Carnegie Mellon University

Harvey Beckham leans on framed out wall in construction site.

November 04, 2020

Alum Helps Organizations Construct the Workplace of Tomorrow

As Carnegie Mellon alum Harvey Beckham, P.E. (CE and EPP ’90), left his office in March of 2020, everyone around him was also departing. His colleagues were preparing to work from home in response to COVID-19, but Beckham was preparing for something more. Before the pandemic began, he had decided to launch his own business, GPS Partners, offering conception-to-completion project advising services in commercial real estate construction and design. “I was going home like everybody else, but I was going out to a new job, a new adventure, a new everything,” he says.

After 30 years in the field, Beckham was ready to strike out on his own.

He started his engineering career in 1990 in building repair and restoration, lacing up his boots every day to work at job sites across Washington, DC. Within a mere six months, however, Beckham replaced his boots with loafers as he transitioned into project management.

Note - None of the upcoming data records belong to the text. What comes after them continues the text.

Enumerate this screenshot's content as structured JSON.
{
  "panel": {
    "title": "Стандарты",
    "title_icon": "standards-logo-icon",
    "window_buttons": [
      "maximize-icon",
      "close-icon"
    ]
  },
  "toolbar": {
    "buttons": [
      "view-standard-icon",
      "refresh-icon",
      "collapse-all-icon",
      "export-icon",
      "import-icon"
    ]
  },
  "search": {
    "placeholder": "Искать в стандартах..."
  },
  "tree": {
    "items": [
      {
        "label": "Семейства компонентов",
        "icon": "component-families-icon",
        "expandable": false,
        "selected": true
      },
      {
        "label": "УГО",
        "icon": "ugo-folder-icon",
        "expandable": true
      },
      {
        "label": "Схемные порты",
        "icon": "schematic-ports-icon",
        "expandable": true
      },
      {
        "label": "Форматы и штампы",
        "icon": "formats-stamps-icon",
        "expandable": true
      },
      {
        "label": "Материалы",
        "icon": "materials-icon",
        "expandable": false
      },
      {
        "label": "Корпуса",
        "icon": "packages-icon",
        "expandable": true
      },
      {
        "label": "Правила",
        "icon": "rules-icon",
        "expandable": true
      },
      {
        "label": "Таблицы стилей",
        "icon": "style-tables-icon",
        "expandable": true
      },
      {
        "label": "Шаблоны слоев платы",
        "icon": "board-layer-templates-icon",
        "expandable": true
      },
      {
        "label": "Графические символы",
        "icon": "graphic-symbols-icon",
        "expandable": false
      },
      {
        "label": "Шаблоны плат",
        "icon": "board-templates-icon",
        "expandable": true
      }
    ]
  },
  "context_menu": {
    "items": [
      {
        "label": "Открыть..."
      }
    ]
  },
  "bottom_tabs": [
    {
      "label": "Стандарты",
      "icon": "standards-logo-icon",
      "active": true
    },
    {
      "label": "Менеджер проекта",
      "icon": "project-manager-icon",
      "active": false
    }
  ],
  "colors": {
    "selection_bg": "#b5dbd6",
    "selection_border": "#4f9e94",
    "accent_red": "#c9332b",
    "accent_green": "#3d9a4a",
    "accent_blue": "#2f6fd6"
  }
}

It was an area he’d first found a passion for at CMU, fondly recalling time spent working closely with CEE professors like Tung Au and Dave Dzombak. “Starting civil engineering and finding project management and really getting into engineering economics, I loved it,” he says. “It felt like home.”

As Beckham progressed in his career, he went on to earn an MBA and excel across various companies, focusing on interior and workspace construction. By 2001, he had managed projects that included developing a 200-acre corporate campus for MCI WorldCom, converting a historic row home into an office for the Embassy of the Republic of Botswana, and developing cutting-edge medical research laboratories for the National Institute of Health. Before starting GPS Partners, he served as Senior Vice President for a prominent real estate services firm.

In every role, Beckham has had a front-row seat to changes in the workplace. “Planning a workspace went from paint and carpet to something that’s much more technical to put together,” says Beckham.

Yet, he had seen a growing gap between the expertise needed for modern interior projects and the way most interior workspace construction was designed and managed. Professional engineers were rarely involved outside MEP design, and, too often, the crucial early planning needed for success was neglected.

“Since I have started my business, I have absolutely seen the power of the CMU network and my incredible CMU friendships, and I am proud to be a Carnegie Mellon graduate.”

Here, Beckham found an excellent opportunity that perfectly aligned with his experience and passion, and soon GPS Partners (short for Great Project Solutions) was born. GPS began as a professionally based workspace planning firm, offering PE expertise to start and with future growth plans to include design professionals.

Even as the start of his business aligned with the start of a pandemic, Beckham has found that the skills he developed at CMU and honed over his career have positioned him well to meet his clients’ needs. In particular, organizations have a renewed focus on indoor air quality (IAQ) and fluid mechanics (air flow)—topics that were at the heart of Beckham’s civil and environmental engineering classes.

“I lean on that knowledge heavily when talking with clients. I’m not a pandemic specialist, but because I understand airflow and concentrations of pollutants and microns, I can read the CDC reports and synthesize the takeaways,” he says.

Looking to the future, Beckham sees workplaces evolving in other substantial ways using lessons learned from recent months. “Any company designing or redeveloping a space will not only keep COVID and IAQ in mind but also be asking what has been beneficial and what has been detrimental in how employees have been working,” he says. “The result is not going to be the same workplace.”

As Beckham continues to grow GPS Partners to help clients adapt their workspace to meet these changing needs, he has found support and camaraderie from fellow alumni who have offered invaluable insights and shared their experiences running a business. “I have a strong personal network of friends from school who are very accomplished in their careers and have so much to offer,” he says. “Since I have started my business, I have absolutely seen the power of the CMU network and my incredible CMU friendships, and I am proud to be a Carnegie Mellon graduate.”